Gormley’s sculpture rhymes with 28 Years Later’s fascination with spirituality—director Danny Boyle and screenwriter Alex Garland set the opening set piece partly within a church—but it’s also enlisted by the filmmakers in their critique of conservative British politics. (Such a critique may appear oblique to some, but within the UK, few have missed the point. We won’t spoil the out-of-left-field ending, which makes explicit reference to a certain British celebrity who was posthumously accused of rape.)
On its face, Angel of the North does not seem so scandalous. Gormley said he intended the work as a tribute to the miners who once worked in the area where the sculpture is now sited. “When you think of the mining that was done underneath the site,” he once said, “there is a poetic resonance. Men worked beneath the surface in the dark. Now, in the light, there is a celebration of this industry.”
But in a 2019 New York Times interview, Gormley said that the work was actually a rebuttal of the policies of Margaret Thatcher, a Conservative prime minister whom the artist said had made it seem as though “everything that had come out of the Industrial Revolution” was “over.”
The work was initially controversial, not for responding to Thatcherite politics but for its look, with many local politicians claiming it was an eyesore.
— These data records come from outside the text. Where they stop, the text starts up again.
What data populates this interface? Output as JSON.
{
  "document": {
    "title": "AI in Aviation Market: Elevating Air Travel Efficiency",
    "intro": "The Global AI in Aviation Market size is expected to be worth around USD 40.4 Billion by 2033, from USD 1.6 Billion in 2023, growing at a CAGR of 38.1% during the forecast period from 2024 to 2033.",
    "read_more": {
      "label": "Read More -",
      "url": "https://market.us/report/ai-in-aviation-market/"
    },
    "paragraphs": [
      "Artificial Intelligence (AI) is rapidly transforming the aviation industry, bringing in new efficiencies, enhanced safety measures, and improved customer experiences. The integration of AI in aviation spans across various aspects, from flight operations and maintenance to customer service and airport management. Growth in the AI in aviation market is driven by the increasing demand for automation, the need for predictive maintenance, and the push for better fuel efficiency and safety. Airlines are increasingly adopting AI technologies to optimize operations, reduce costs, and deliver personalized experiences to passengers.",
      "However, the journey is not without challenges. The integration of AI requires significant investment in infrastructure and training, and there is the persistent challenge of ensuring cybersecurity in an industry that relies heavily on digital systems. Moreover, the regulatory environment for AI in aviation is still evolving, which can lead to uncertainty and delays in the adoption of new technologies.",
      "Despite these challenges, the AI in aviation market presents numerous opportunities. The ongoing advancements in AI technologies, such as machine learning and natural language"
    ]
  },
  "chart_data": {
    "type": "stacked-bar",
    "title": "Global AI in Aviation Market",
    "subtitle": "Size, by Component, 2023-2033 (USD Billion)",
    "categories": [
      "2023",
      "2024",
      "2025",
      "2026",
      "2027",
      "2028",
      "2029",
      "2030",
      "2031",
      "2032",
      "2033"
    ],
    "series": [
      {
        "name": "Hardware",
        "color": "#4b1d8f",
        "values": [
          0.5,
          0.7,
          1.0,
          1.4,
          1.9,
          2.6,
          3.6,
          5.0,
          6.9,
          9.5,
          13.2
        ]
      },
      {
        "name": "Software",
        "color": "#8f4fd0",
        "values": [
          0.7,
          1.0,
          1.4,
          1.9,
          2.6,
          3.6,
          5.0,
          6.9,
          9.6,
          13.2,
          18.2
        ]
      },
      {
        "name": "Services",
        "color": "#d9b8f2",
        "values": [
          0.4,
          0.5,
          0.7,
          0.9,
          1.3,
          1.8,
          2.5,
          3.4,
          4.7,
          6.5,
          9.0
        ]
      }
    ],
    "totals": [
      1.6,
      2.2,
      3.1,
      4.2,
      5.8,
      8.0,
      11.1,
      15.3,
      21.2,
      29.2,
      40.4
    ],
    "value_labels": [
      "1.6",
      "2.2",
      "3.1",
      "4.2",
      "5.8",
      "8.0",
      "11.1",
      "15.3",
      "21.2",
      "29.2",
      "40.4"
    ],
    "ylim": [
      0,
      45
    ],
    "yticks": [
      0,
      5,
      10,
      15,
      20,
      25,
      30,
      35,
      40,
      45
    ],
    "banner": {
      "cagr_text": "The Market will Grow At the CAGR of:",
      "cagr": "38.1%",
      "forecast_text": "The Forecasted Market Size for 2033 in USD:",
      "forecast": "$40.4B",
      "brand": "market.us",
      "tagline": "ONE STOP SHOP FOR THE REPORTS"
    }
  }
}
Jewish residents of the surrounding area also said the work reminded them of German aircrafts, leading Gormley to be labeled a Nazi by certain outlets.
More recently, however, Angel of the North has found itself at the center of a different hot-button debate: the conversation that preceded the 2016 vote on Brexit. That year, the anti–European Union group Vote Leave projected the words “Vote Leave Take Control” across the angel’s wingspan. That moved Gormley himself to send a letter to Vote Leave in which he said that the stunt implied a “false endorsement” on his part of the group’s cause.
In a statement on his website, Gormley writes that Angel of the North was the product of “a focus for collective hope”—something not notably possible in 28 Years Later, in which quarantine acts as a parallel for post-Brexit isolationism.